Одиннадцатого июля в святилище Гион собираются мальчики, которым предстоит восседать на ковчеге, открывающем процессию. Они подъезжают на лошадях в особых шелковых куртках – суйкан – и высоких головных уборах из накрахмаленного шелка – татээбоси. После богослужения они отправляются на церемонию присвоения пятого ранга, за которым следует ранг тэндзёбито – придворного, которому разрешен вход в императорский дворец.

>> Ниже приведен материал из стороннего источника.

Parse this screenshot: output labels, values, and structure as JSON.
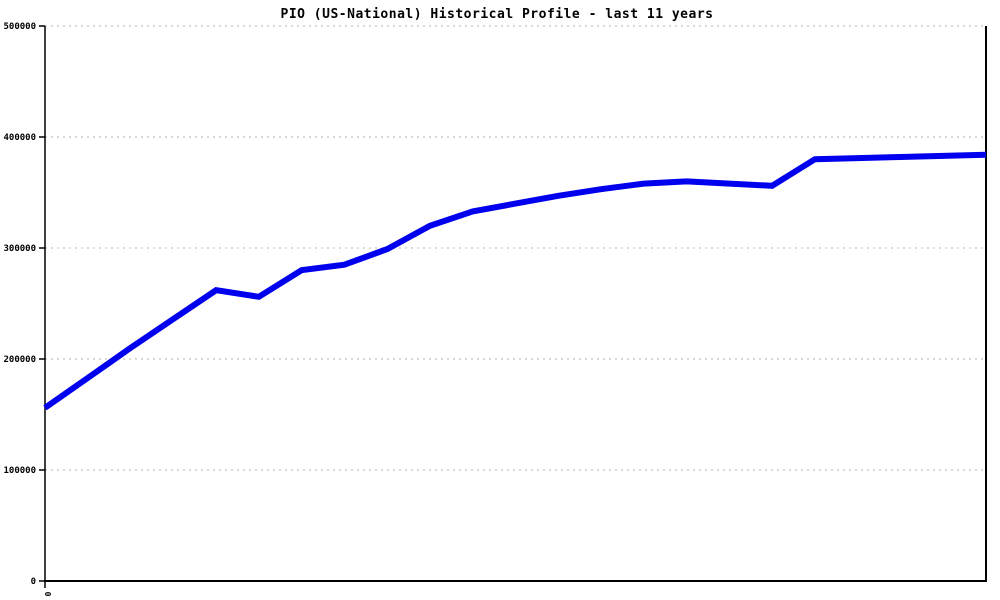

В далекие времена верили, что в празднестве наравне участвуют синтоистские и буддийские божества, поэтому справа и слева от послушников теперь иногда усаживают их сверстников, которые олицетворяют бодхисатв

Каннон и Сэйси[34], хотя праздник-то синтоистский. Кроме того, поскольку послушник получал ранг от бога, считалось, будто он обручился с божеством.

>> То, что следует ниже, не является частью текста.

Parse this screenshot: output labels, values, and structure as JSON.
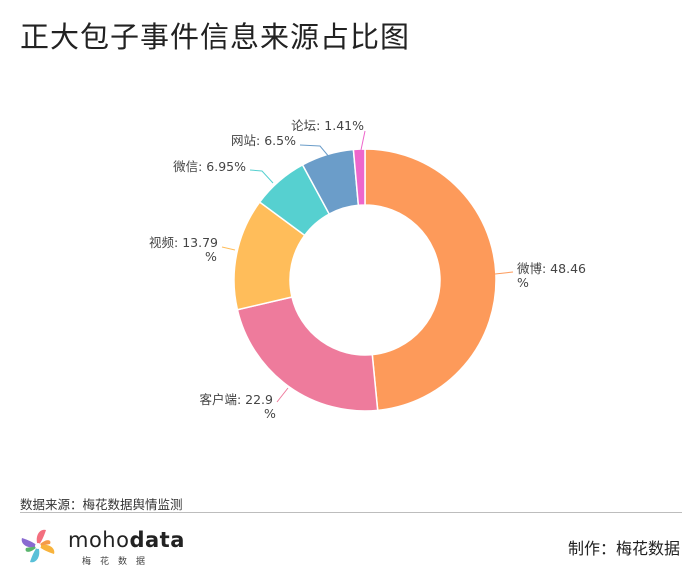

– Не желаю участвовать в такой глупой церемонии, я мужчина! – сердился юный Синъити, когда ему выпало представлять послушника.

У послушников был и свой «отдельный огонь», то есть очаг, на котором им приготовляют пищу отдельно от семьи. Это своего рода очищение.

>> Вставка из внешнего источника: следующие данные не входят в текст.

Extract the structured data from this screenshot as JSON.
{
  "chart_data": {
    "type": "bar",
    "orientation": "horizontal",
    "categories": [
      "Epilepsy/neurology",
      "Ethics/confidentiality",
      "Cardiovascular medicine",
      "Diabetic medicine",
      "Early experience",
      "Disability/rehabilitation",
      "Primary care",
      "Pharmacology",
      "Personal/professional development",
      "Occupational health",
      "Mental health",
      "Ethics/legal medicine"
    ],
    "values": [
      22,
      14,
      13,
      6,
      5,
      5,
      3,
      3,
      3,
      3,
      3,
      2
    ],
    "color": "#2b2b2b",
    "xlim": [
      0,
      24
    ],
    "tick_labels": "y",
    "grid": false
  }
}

Теперь оно, правда, упростилось: в пищу послушника просто высекают несколько искр с помощью огнива и кресала. Говорят, когда родственники забывают об этом, сами послушники просят:-«Мне искорку, мне искорку!»

Обязанности послушников во время праздника Гион не ограничиваются одним днем, когда они восседают на ковчеге во главе шествия. У них немало разных дел – и нелегких! Надо обойти с приветствиями каждый квартал, где мастерили ковчеги, но и это еще не все. Словом, праздник Гион – весь месяц, и у послушника хлопот весь месяц сверх головы.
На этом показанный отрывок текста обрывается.